Note that in the Rinder order the pairs involving the second chapter would run: 12&40 13&36 31&42 34&41 38&43 39&44 47&48 50&52. (I fail to see why — is it only chance? — Plates 38 and 39 in this order, which are paired respectively with 43 and 44, become 43 and 44 in the Standard order!)

In either order the plates of 8 of these pairs are adjacent; the plates of almost half (12 out of 26) are either adjacent or within three numbers of each other. Nor are most of the others distributed at random. The series 40 41 42 43 44 (in Rinder order) are (hypothetically) on the backs of another, more scattered series 12 31 34 38 39. (In the standard order the series 40 42 43 46 are on the backs of the series 13 29 34 38.) Further on there is another tight series 91 92 94 95 96 on the backs of a looser series 56 60 64 67 89. These patterns altogether account for 22 out of 26 pairs and seem to indicate something more than a chance distribution. The adjacent or straddling pairs (5&6 4&7, for instance) suggest a working from front to back at once or almost at once. The more scattered series suggest accumulations of one-sided plates all used on their backs at once (i.e. for plates 40 to 44 and 91 to 96).

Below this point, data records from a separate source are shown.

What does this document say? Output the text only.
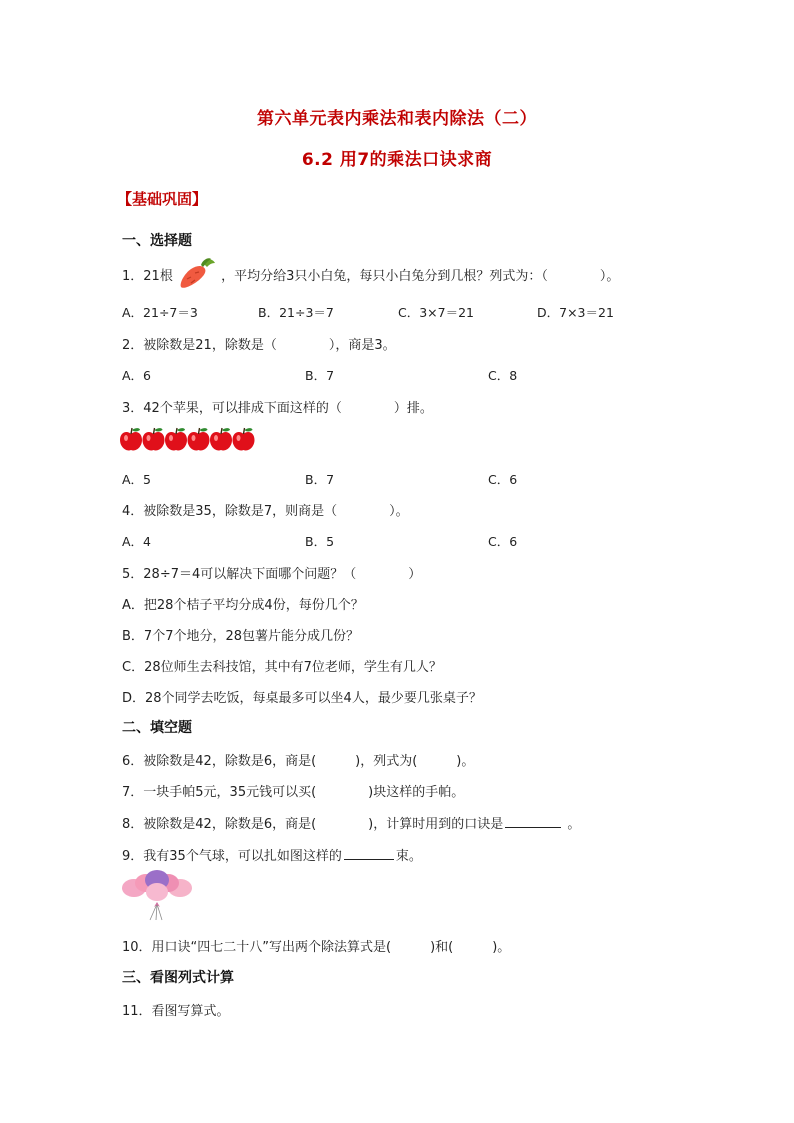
第六单元表内乘法和表内除法（二）
6.2 用7的乘法口诀求商
【基础巩固】
一、选择题
1．21根	，平均分给3只小白兔，每只小白兔分到几根？列式为：（　　　　）。
A．21÷7＝3	B．21÷3＝7	C．3×7＝21	D．7×3＝21
2．被除数是21，除数是（　　　　），商是3。
A．6	B．7	C．8
3．42个苹果，可以排成下面这样的（　　　　）排。
A．5	B．7	C．6
4．被除数是35，除数是7，则商是（　　　　）。
A．4	B．5	C．6
5．28÷7＝4可以解决下面哪个问题？（　　　　）
A．把28个桔子平均分成4份，每份几个？
B．7个7个地分，28包薯片能分成几份？
C．28位师生去科技馆，其中有7位老师，学生有几人？
D．28个同学去吃饭，每桌最多可以坐4人，最少要几张桌子？
二、填空题
6．被除数是42，除数是6，商是(　　　)，列式为(　　　)。
7．一块手帕5元，35元钱可以买(　　　　)块这样的手帕。
8．被除数是42，除数是6，商是(　　　　)，计算时用到的口诀是	。
9．我有35个气球，可以扎如图这样的	束。
10．用口诀“四七二十八”写出两个除法算式是(　　　)和(　　　)。
三、看图列式计算
11．看图写算式。
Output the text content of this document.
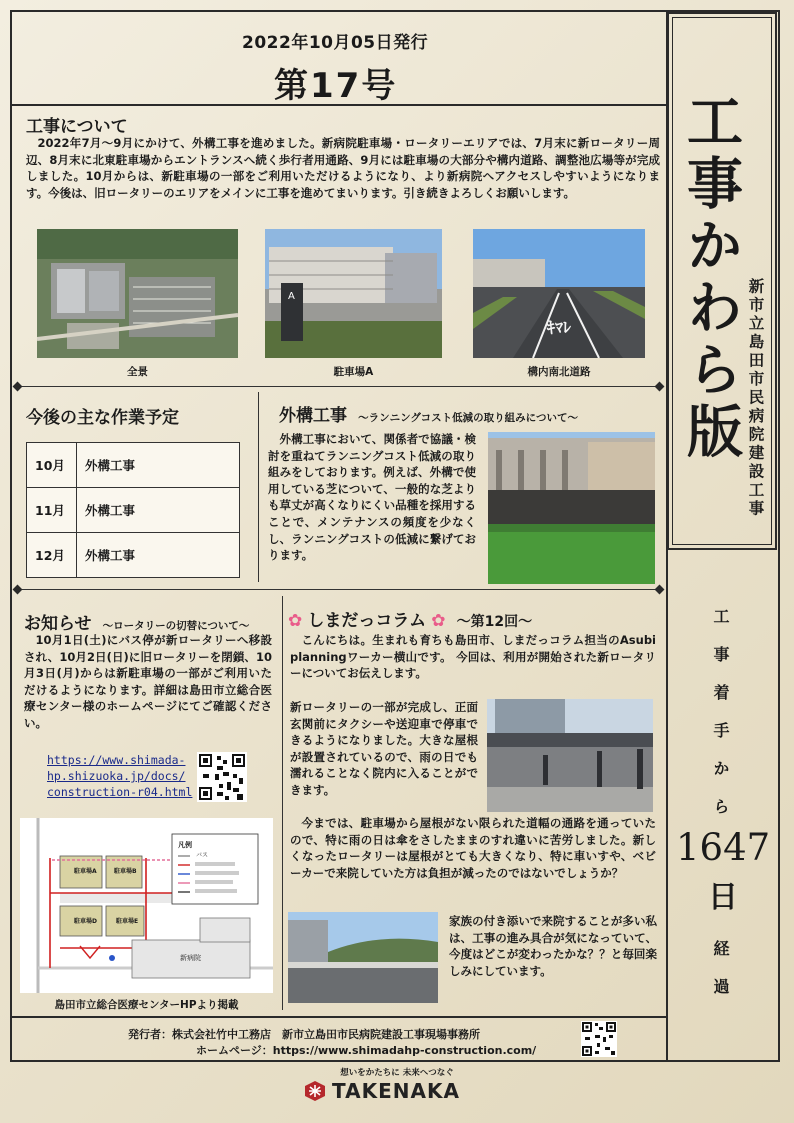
2022年10月05日発行
第17号
工事かわら版 新市立島田市民病院建設工事
工事について
2022年7月～9月にかけて、外構工事を進めました。新病院駐車場・ロータリーエリアでは、7月末に新ロータリー周辺、8月末に北東駐車場からエントランスへ続く歩行者用通路、9月には駐車場の大部分や構内道路、調整池広場等が完成しました。10月からは、新駐車場の一部をご利用いただけるようになり、より新病院へアクセスしやすいようになります。今後は、旧ロータリーのエリアをメインに工事を進めてまいります。引き続きよろしくお願いします。
全景
A
駐車場A
ｷﾏﾚ
構内南北道路
今後の主な作業予定
10月	外構工事
11月	外構工事
12月	外構工事
外構工事 ～ランニングコスト低減の取り組みについて～
外構工事において、関係者で協議・検討を重ねてランニングコスト低減の取り組みをしております。例えば、外構で使用している芝について、一般的な芝よりも草丈が高くなりにくい品種を採用することで、メンテナンスの頻度を少なくし、ランニングコストの低減に繋げております。
お知らせ ～ロータリーの切替について～
10月1日(土)にバス停が新ロータリーへ移設され、10月2日(日)に旧ロータリーを閉鎖、10月3日(月)からは新駐車場の一部がご利用いただけるようになります。詳細は島田市立総合医療センター様のホームページにてご確認ください。
https://www.shimada-
hp.shizuoka.jp/docs/
construction-r04.html
駐車場A	駐車場B
駐車場D	駐車場E
凡例
バス
新病院
島田市立総合医療センターHPより掲載
✿ しまだっコラム ✿ ～第12回～
こんにちは。生まれも育ちも島田市、しまだっコラム担当のAsubi planningワーカー横山です。 今回は、利用が開始された新ロータリーについてお伝えします。
新ロータリーの一部が完成し、正面玄関前にタクシーや送迎車で停車できるようになりました。大きな屋根が設置されているので、雨の日でも濡れることなく院内に入ることができます。
今までは、駐車場から屋根がない限られた道幅の通路を通っていたので、特に雨の日は傘をさしたままのすれ違いに苦労しました。新しくなったロータリーは屋根がとても大きくなり、特に車いすや、ベビーカーで来院していた方は負担が減ったのではないでしょうか？
家族の付き添いで来院することが多い私は、工事の進み具合が気になっていて、今度はどこが変わったかな？？と毎回楽しみにしています。
工事着手から
1647
日
経過
発行者：株式会社竹中工務店　新市立島田市民病院建設工事現場事務所
ホームページ：https://www.shimadahp-construction.com/
想いをかたちに 未来へつなぐ
TAKENAKA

If we grant that these patterns may approximate the methods actually followed, can we make any meaningful deductions at this point? Perhaps not in isolation. But I suggest that further study of the textual and technical continuities and discontinuities in the plates of Jerusalem might benefit from attention to these potential pairings. Such odd couplings as 10&73 and 24&75 may provide clues to an earlier arrangement. Indeed one clue of this sort enters into the discussion, above, of Plates 56 and 95.